Morby passionately runs with his chosen theme, exhausting its connotations and assessing its effect with the considered approach of an academic
Fans of ‘the Morb’ – as no one is calling him – will notice that his signature blues/folk guitar is largely missing from the album. In fact, Oh My God works in perfect unison with his percussion-heavy 2016 single ‘Beautiful Strangers’. Morby goes as far as even reworking that song into The Velvet Underground-inspired, ‘OMG Rock n Roll’. To conjure that manic sound the track is mainly comprised of electric organs and a muffled guitar; it sounds like its being played on the other side of a door in the rain. This serves as one of the albums bursts of energy, which act as sporadic cattle prods to prevent the album as a whole becoming too lethargic and weary. In this way, Morby seems as aware of his audience’s needs as he is of the surprising ubiquity that religion retains in our largely secular societies. Another example of this is ‘Congratulations’, which has the contemporary doo-wop feel of Bowie’s ‘Modern Love’, or more fittingly, Leonard Cohen’s ‘Memories’. Replacing Morby’s guitar this time are trumpets and piano, which the album’s title track exhibits to a luscious extent. In an interview with NPR, Morby cited the Ethiopian nun/jazz-pianist Emahoy Tsegué-Maryam Guébrou as a direct inspiration – with ‘The Homeless Wanderer’ being especially influential (and highly recommended).
It is a perfectly curated, cohesive project, to which you can groove and furrow your brow to an equal extent
As a concept album, it is sublime. Morby passionately runs with his chosen theme, exhausting its connotations and assessing its effect with the considered approach of an academic. This leads him to have the chorus line of “Oh my God / Mama, I’m angry” in his song ‘Piss River’, since “I came for your love but I stayed for your anger”. This superficial acknowledgement of how OMG, which has been seen as blasphemous, is now impotent in its context, runs parallel to songs such as ‘Nothing Sacred / All Things Wild’, which meditates on the desecration of our environment. If Morby’s previous record, City Music is a paean to a modern New York City, then his track ‘Ballad of Faye’, with its low-hovering brass rasp, staccato guitar and percussive piano, acts as a tribute to a New York of the past – or perhaps one that has never existed. It imbues itself with contemporary and retrospective jazz sounds that create an atemporal space. One could imagine that this sonic landscape would perfectly accompany the devastated, bucolic world of ‘Nothing Sacred / All Things Wild’.

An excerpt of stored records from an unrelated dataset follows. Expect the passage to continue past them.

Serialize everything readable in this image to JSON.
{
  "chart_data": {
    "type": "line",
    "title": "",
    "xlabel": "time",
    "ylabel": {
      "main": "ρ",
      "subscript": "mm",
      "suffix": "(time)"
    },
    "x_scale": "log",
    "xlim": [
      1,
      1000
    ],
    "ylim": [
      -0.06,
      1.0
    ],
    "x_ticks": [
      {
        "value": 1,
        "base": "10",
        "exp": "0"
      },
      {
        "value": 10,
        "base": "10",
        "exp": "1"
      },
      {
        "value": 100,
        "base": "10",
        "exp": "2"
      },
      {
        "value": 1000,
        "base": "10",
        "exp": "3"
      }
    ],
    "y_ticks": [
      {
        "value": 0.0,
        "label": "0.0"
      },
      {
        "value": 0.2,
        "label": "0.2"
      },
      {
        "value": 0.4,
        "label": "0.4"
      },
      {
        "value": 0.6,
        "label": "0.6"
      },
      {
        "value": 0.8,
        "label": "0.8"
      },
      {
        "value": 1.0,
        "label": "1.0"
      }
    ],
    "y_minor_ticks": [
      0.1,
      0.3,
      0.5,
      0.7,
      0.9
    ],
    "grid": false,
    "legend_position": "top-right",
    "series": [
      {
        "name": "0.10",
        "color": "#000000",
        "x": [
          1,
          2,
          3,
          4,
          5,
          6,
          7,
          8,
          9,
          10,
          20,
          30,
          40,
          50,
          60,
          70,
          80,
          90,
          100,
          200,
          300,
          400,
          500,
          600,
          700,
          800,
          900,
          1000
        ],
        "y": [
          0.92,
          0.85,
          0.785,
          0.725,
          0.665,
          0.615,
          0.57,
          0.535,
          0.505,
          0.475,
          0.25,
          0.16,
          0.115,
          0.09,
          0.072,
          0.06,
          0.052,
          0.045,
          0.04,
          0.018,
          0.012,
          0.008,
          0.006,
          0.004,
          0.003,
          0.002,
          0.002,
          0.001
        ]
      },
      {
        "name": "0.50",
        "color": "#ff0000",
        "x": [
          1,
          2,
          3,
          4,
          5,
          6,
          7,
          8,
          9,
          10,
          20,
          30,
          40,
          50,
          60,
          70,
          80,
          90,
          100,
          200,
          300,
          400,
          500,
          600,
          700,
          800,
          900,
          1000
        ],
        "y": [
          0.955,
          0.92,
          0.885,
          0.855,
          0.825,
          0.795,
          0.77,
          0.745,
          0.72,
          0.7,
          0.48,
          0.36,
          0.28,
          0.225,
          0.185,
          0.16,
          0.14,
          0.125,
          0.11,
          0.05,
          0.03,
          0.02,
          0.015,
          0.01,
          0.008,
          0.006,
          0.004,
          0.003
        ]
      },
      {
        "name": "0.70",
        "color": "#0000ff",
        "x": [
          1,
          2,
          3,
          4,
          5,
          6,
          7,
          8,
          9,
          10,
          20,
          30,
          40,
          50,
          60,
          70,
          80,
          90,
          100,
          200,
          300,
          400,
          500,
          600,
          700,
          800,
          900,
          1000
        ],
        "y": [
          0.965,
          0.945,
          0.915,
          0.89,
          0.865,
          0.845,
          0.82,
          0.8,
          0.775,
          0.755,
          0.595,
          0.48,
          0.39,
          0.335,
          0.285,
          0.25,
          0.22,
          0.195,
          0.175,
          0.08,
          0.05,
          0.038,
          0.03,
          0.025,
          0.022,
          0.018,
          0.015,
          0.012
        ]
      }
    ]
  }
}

We are fortunate to have someone like Kevin Morby working today. Given that his discography is so diverse, the only thing one can expect from a song of his is that it will be considered and whole. As he has proven from this album alone, he fails to be succinctly categorised. What’s more, he is not an artist who claims to have answers. He seems entirely comfortable simply to allow us all to mull over heady topics in communion. Whereas many would become perhaps overindulgent in their concept albums, Morby shows restraint. It is a perfectly curated, cohesive project, to which you can groove and furrow your brow to an equal extent.